The Dish on Paid Time Off: How Will a New Requirement to Offer PTO Impact Local Employers?
Published: January 5, 2015
By Lucia Ruiz, Comstock’s Magazine
New legislation mandates California businesses to provide paid sick days to employees who do not already have access to paid time off. The Healthy Workplaces, Healthy Families Act (Assembly Bill 1522) was signed by Gov. Brown in September, making California the second state to implement statewide paid sick leave, following Connecticut.
The law, effective July 1 of this year, will entitle employees who have worked in California for 30 days or more paid sick leave for themselves or for a family member within a year from the start of employment. Employees are entitled to one hour for every 30 hours worked, but the employer may limit the use of sick days to 24 hours. Employees can accrue paid sick days to the next year, and accrued days can be reinstated if the employee is separated from the employer and rehired within one year. AB 1522 does not provide exemptions for small businesses or government employers.
Proponents of the Healthy Workplaces, Healthy Families Act include California Work and Family Coalition, Health Officers Association of California and California Labor Federation, AFL-CIO (a co-sponsor of the bill). They highlight the positive impact and long-term wellness benefits for employees who have access to PTO, saying it will benefit the 40 percent of Californians who do not already have the benefit.
Lizbeth West, shareholder at Weintraub Tobin, says this bill will also benefit employees who already receive PTO by allowing them to take “paid sick days for reasons that employers may not otherwise have designated.”
But the food-service industry has particular concerns about the bill. Chris Jarosz, a Sacramento restaurateur and president of the California Restaurant Association’s Sacramento chapter, says restaurants, unlike other types of employers, are being forced to “double the cost of an employee’s day off, because we have to pay a replacement to cover the shift.
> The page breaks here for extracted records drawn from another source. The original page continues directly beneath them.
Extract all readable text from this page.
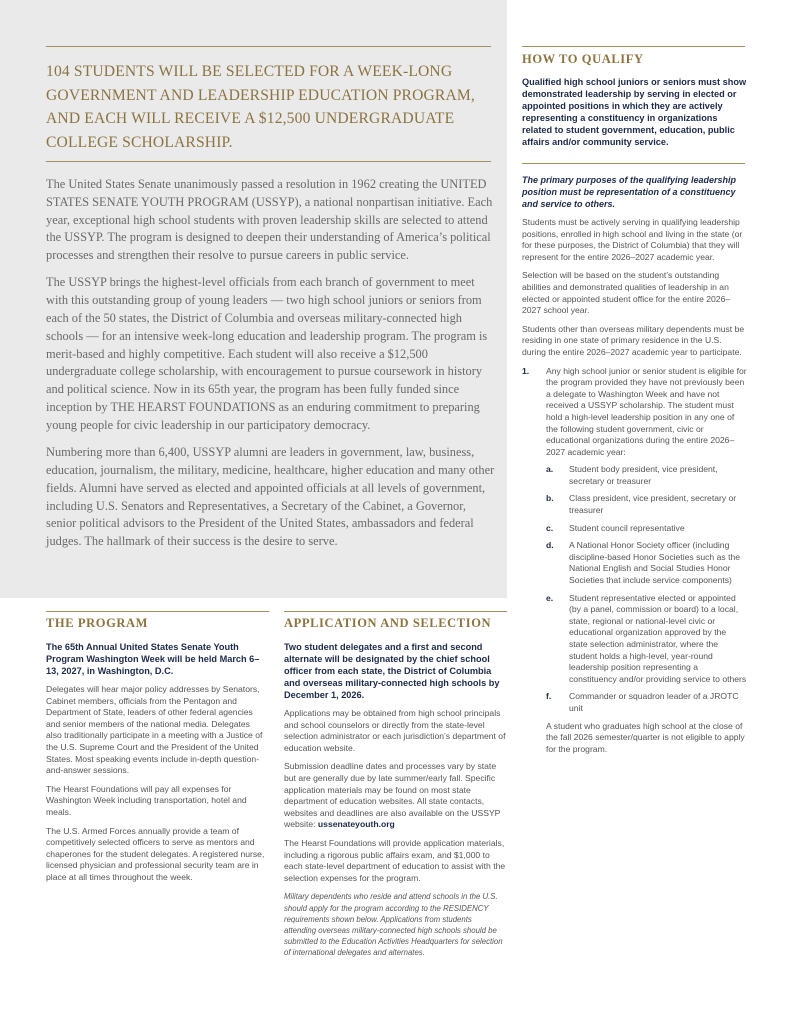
104 STUDENTS WILL BE SELECTED FOR A WEEK-LONG GOVERNMENT AND LEADERSHIP EDUCATION PROGRAM, AND EACH WILL RECEIVE A $12,500 UNDERGRADUATE COLLEGE SCHOLARSHIP.

The United States Senate unanimously passed a resolution in 1962 creating the UNITED STATES SENATE YOUTH PROGRAM (USSYP), a national nonpartisan initiative. Each year, exceptional high school students with proven leadership skills are selected to attend the USSYP. The program is designed to deepen their understanding of America’s political processes and strengthen their resolve to pursue careers in public service.

The USSYP brings the highest-level officials from each branch of government to meet with this outstanding group of young leaders — two high school juniors or seniors from each of the 50 states, the District of Columbia and overseas military-connected high schools — for an intensive week-long education and leadership program. The program is merit-based and highly competitive. Each student will also receive a $12,500 undergraduate college scholarship, with encouragement to pursue coursework in history and political science. Now in its 65th year, the program has been fully funded since inception by THE HEARST FOUNDATIONS as an enduring commitment to preparing young people for civic leadership in our participatory democracy.

Numbering more than 6,400, USSYP alumni are leaders in government, law, business, education, journalism, the military, medicine, healthcare, higher education and many other fields. Alumni have served as elected and appointed officials at all levels of government, including U.S. Senators and Representatives, a Secretary of the Cabinet, a Governor, senior political advisors to the President of the United States, ambassadors and federal judges. The hallmark of their success is the desire to serve.

THE PROGRAM

The 65th Annual United States Senate Youth Program Washington Week will be held March 6–13, 2027, in Washington, D.C.

Delegates will hear major policy addresses by Senators, Cabinet members, officials from the Pentagon and Department of State, leaders of other federal agencies and senior members of the national media. Delegates also traditionally participate in a meeting with a Justice of the U.S. Supreme Court and the President of the United States. Most speaking events include in-depth question-and-answer sessions.

The Hearst Foundations will pay all expenses for Washington Week including transportation, hotel and meals.

The U.S. Armed Forces annually provide a team of competitively selected officers to serve as mentors and chaperones for the student delegates. A registered nurse, licensed physician and professional security team are in place at all times throughout the week.

APPLICATION AND SELECTION

Two student delegates and a first and second alternate will be designated by the chief school officer from each state, the District of Columbia and overseas military-connected high schools by December 1, 2026.

Applications may be obtained from high school principals and school counselors or directly from the state-level selection administrator or each jurisdiction’s department of education website.

Submission deadline dates and processes vary by state but are generally due by late summer/early fall. Specific application materials may be found on most state department of education websites. All state contacts, websites and deadlines are also available on the USSYP website: ussenateyouth.org

The Hearst Foundations will provide application materials, including a rigorous public affairs exam, and $1,000 to each state-level department of education to assist with the selection expenses for the program.

Military dependents who reside and attend schools in the U.S. should apply for the program according to the RESIDENCY requirements shown below. Applications from students attending overseas military-connected high schools should be submitted to the Education Activities Headquarters for selection of international delegates and alternates.

HOW TO QUALIFY

Qualified high school juniors or seniors must show demonstrated leadership by serving in elected or appointed positions in which they are actively representing a constituency in organizations related to student government, education, public affairs and/or community service.

The primary purposes of the qualifying leadership position must be representation of a constituency and service to others.

Students must be actively serving in qualifying leadership positions, enrolled in high school and living in the state (or for these purposes, the District of Columbia) that they will represent for the entire 2026–2027 academic year.

Selection will be based on the student’s outstanding abilities and demonstrated qualities of leadership in an elected or appointed student office for the entire 2026–2027 school year.

Students other than overseas military dependents must be residing in one state of primary residence in the U.S. during the entire 2026–2027 academic year to participate.

1. Any high school junior or senior student is eligible for the program provided they have not previously been a delegate to Washington Week and have not received a USSYP scholarship. The student must hold a high-level leadership position in any one of the following student government, civic or educational organizations during the entire 2026–2027 academic year:
a. Student body president, vice president, secretary or treasurer
b. Class president, vice president, secretary or treasurer
c. Student council representative
d. A National Honor Society officer (including discipline-based Honor Societies such as the National English and Social Studies Honor Societies that include service components)
e. Student representative elected or appointed (by a panel, commission or board) to a local, state, regional or national-level civic or educational organization approved by the state selection administrator, where the student holds a high-level, year-round leadership position representing a constituency and/or providing service to others
f. Commander or squadron leader of a JROTC unit

A student who graduates high school at the close of the fall 2026 semester/quarter is not eligible to apply for the program.
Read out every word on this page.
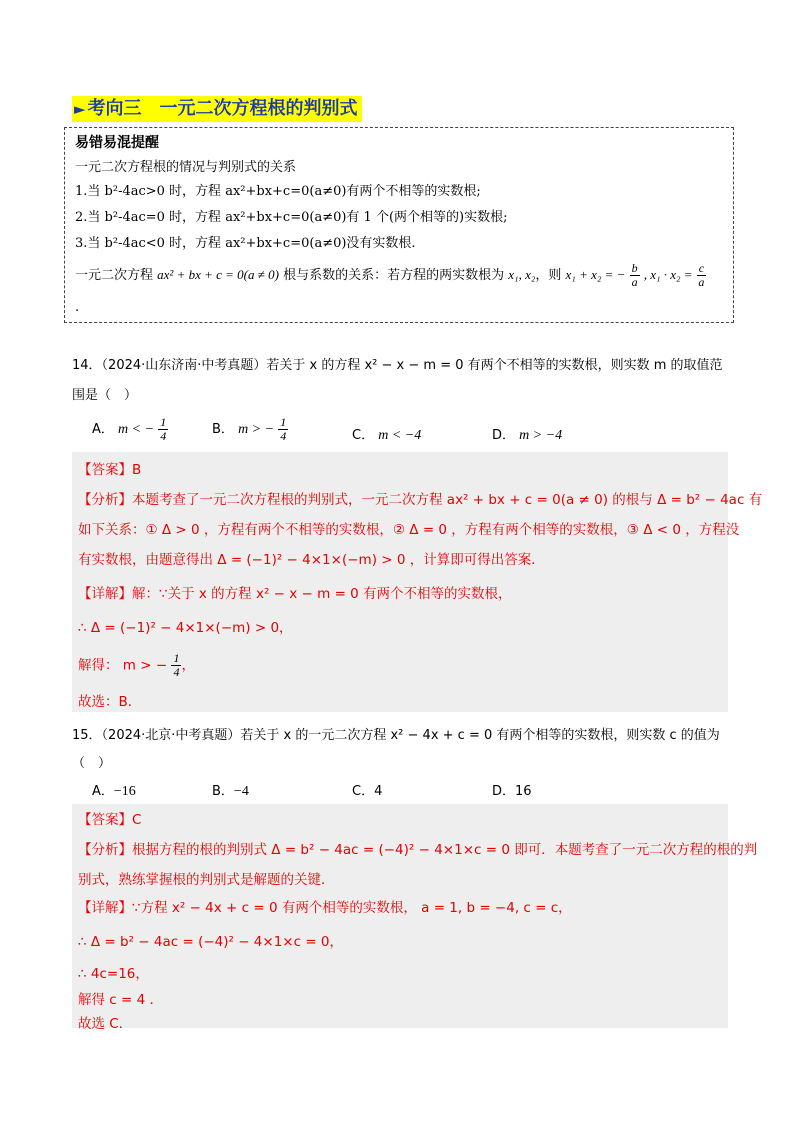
► 考向三　一元二次方程根的判别式
易错易混提醒
一元二次方程根的情况与判别式的关系
1.当 b²-4ac>0 时，方程 ax²+bx+c=0(a≠0)有两个不相等的实数根;
2.当 b²-4ac=0 时，方程 ax²+bx+c=0(a≠0)有 1 个(两个相等的)实数根;
3.当 b²-4ac<0 时，方程 ax²+bx+c=0(a≠0)没有实数根.
一元二次方程 ax² + bx + c = 0(a ≠ 0) 根与系数的关系：若方程的两实数根为 x₁, x₂，则 x₁ + x₂ = − $\frac{b}{a}$ , $x_1 \cdot x_2 = \frac{c}{a}$
.
14．（2024·山东济南·中考真题）若关于 x 的方程 x² − x − m = 0 有两个不相等的实数根，则实数 m 的取值范
围是（　）
A． m < − $\frac{1}{4}$	B． m > − $\frac{1}{4}$	C． m < −4	D． m > −4
【答案】B
【分析】本题考查了一元二次方程根的判别式，一元二次方程 ax² + bx + c = 0(a ≠ 0) 的根与 Δ = b² − 4ac 有
如下关系：① Δ > 0 ，方程有两个不相等的实数根，② Δ = 0 ，方程有两个相等的实数根，③ Δ < 0 ，方程没
有实数根，由题意得出 Δ = (−1)² − 4×1×(−m) > 0 ，计算即可得出答案．
【详解】解：∵关于 x 的方程 x² − x − m = 0 有两个不相等的实数根，
∴ Δ = (−1)² − 4×1×(−m) > 0，
解得： m > − $\frac{1}{4}$ ，
故选：B．
15．（2024·北京·中考真题）若关于 x 的一元二次方程 x² − 4x + c = 0 有两个相等的实数根，则实数 c 的值为
（　）
A．−16	B．−4	C．4	D．16
【答案】C
【分析】根据方程的根的判别式 Δ = b² − 4ac = (−4)² − 4×1×c = 0 即可．本题考查了一元二次方程的根的判
别式，熟练掌握根的判别式是解题的关键．
【详解】∵方程 x² − 4x + c = 0 有两个相等的实数根， a = 1, b = −4, c = c，
∴ Δ = b² − 4ac = (−4)² − 4×1×c = 0，
∴ 4c=16，
解得 c = 4 ．
故选 C．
For a restaurant, it creates a huge extra expense.
“All of us in the hospitality industry value our employees and want to take care of our people,” he says, “but in this case it makes it very hard on us.”
Other opponents of the bill include the California Chamber of Commerce and California Employment Law Council. These groups maintain an alternative to mandatory PTO should be implemented, saying the law should incentivize PTO and reduce costs for employers in other areas in order to make paid sick leave more affordable for businesses.
The bill does not cover union workers, employees in the construction industry, providers of in-home supportive services and individuals employed by an air carrier, such as a flight deck or crew member.